Google Kubernetes Engine reliability guide

Last reviewed 2023-07-19 UTC

Google Kubernetes Engine (GKE) is a system for operating containerized applications in the cloud, at scale. GKE deploys, manages, and provisions resources for your containerized applications. The GKE environment consists of Compute Engine instances grouped together to form a cluster.

Best practices

  • Best practices for operating containers - how to use logging mechanisms, ensure containers are stateless and immutable, monitor applications, and do liveness and readiness probes.
  • Best practices for building containers - how to package a single application per container, handle process identifiers (PIDs), optimize for the Docker build cache, and build smaller images for faster upload and download times.
  • Best practices for Google Kubernetes Engine networking - use VPC-native clusters for easier scaling, plan IP addresses, scale cluster connectivity, use Google Cloud Armor to block Distributed Denial-of-Service (DDoS) attacks, implement container-native load balancing for lower latency, use the health check functionality of external Application Load Balancers for graceful failover, and use regional clusters to increase the availability of applications in a cluster.
  • Prepare cloud-based Kubernetes applications - learn the best practices to plan for application capacity, grow application horizontally or vertically, set resource limits relative to resource requests for memory versus CPU, make containers lean for faster application startup, and limit Pod disruption by setting a Pod Disruption Budget (PDB).
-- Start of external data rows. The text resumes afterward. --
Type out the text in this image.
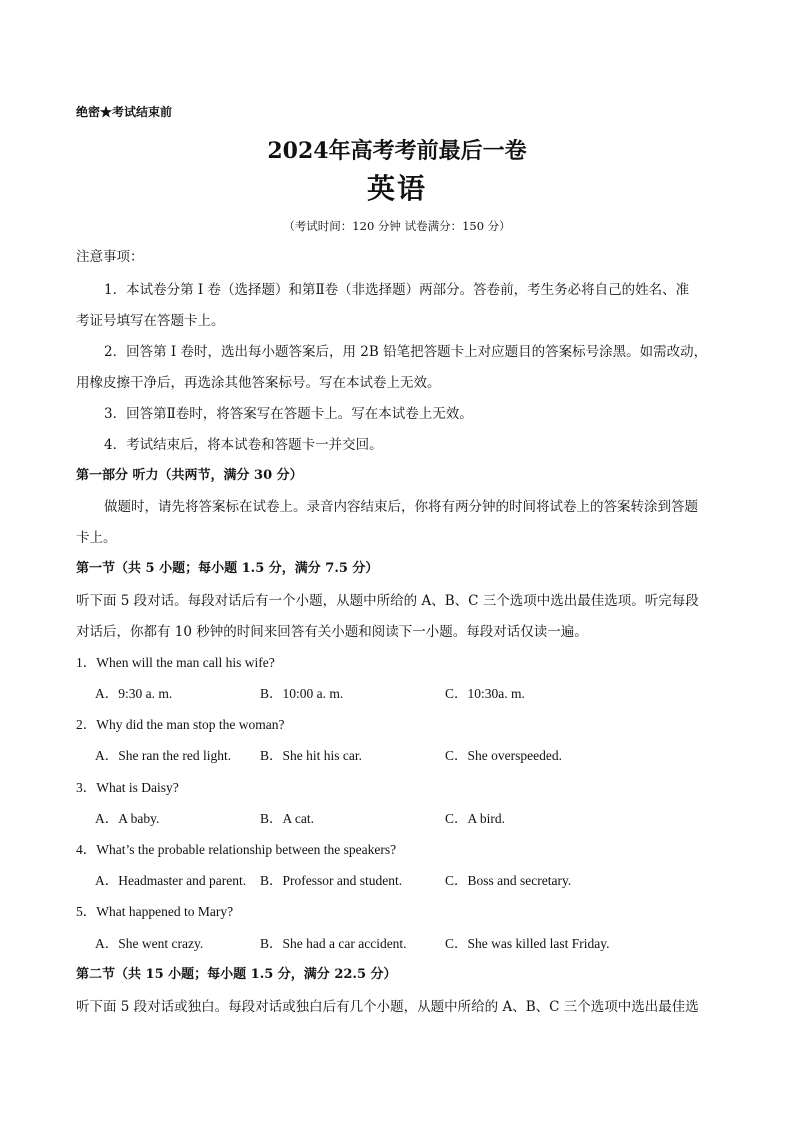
绝密★考试结束前
2024年高考考前最后一卷
英语
（考试时间：120 分钟 试卷满分：150 分）
注意事项：
1．本试卷分第 I 卷（选择题）和第Ⅱ卷（非选择题）两部分。答卷前，考生务必将自己的姓名、准
考证号填写在答题卡上。
2．回答第 I 卷时，选出每小题答案后，用 2B 铅笔把答题卡上对应题目的答案标号涂黑。如需改动，
用橡皮擦干净后，再选涂其他答案标号。写在本试卷上无效。
3．回答第Ⅱ卷时，将答案写在答题卡上。写在本试卷上无效。
4．考试结束后，将本试卷和答题卡一并交回。
第一部分 听力（共两节，满分 30 分）
做题时，请先将答案标在试卷上。录音内容结束后，你将有两分钟的时间将试卷上的答案转涂到答题
卡上。
第一节（共 5 小题；每小题 1.5 分，满分 7.5 分）
听下面 5 段对话。每段对话后有一个小题，从题中所给的 A、B、C 三个选项中选出最佳选项。听完每段
对话后，你都有 10 秒钟的时间来回答有关小题和阅读下一小题。每段对话仅读一遍。
1．When will the man call his wife?
A．9:30 a. m.	B．10:00 a. m.	C．10:30a. m.
2．Why did the man stop the woman?
A．She ran the red light. B．She hit his car.	C．She overspeeded.
3．What is Daisy?
A．A baby.	B．A cat.	C．A bird.
4．What’s the probable relationship between the speakers?
A．Headmaster and parent. B．Professor and student.	C．Boss and secretary.
5．What happened to Mary?
A．She went crazy.	B．She had a car accident.	C．She was killed last Friday.
第二节（共 15 小题；每小题 1.5 分，满分 22.5 分）
听下面 5 段对话或独白。每段对话或独白后有几个小题，从题中所给的 A、B、C 三个选项中选出最佳选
Also, understand how to set up liveness probes and readiness probes for graceful application startup, ensure non-disruptive shutdowns, and implement exponential backoff on retried requests to prevent traffic spikes that overwhelm your application.
  • GKE multi-tenancy best practices - how to design a multi-tenant cluster architecture for high availability and reliability, use Google Kubernetes Engine (GKE) usage metering for per-tenant usage metrics, provide tenant-specific logs, and provide tenant-specific monitoring.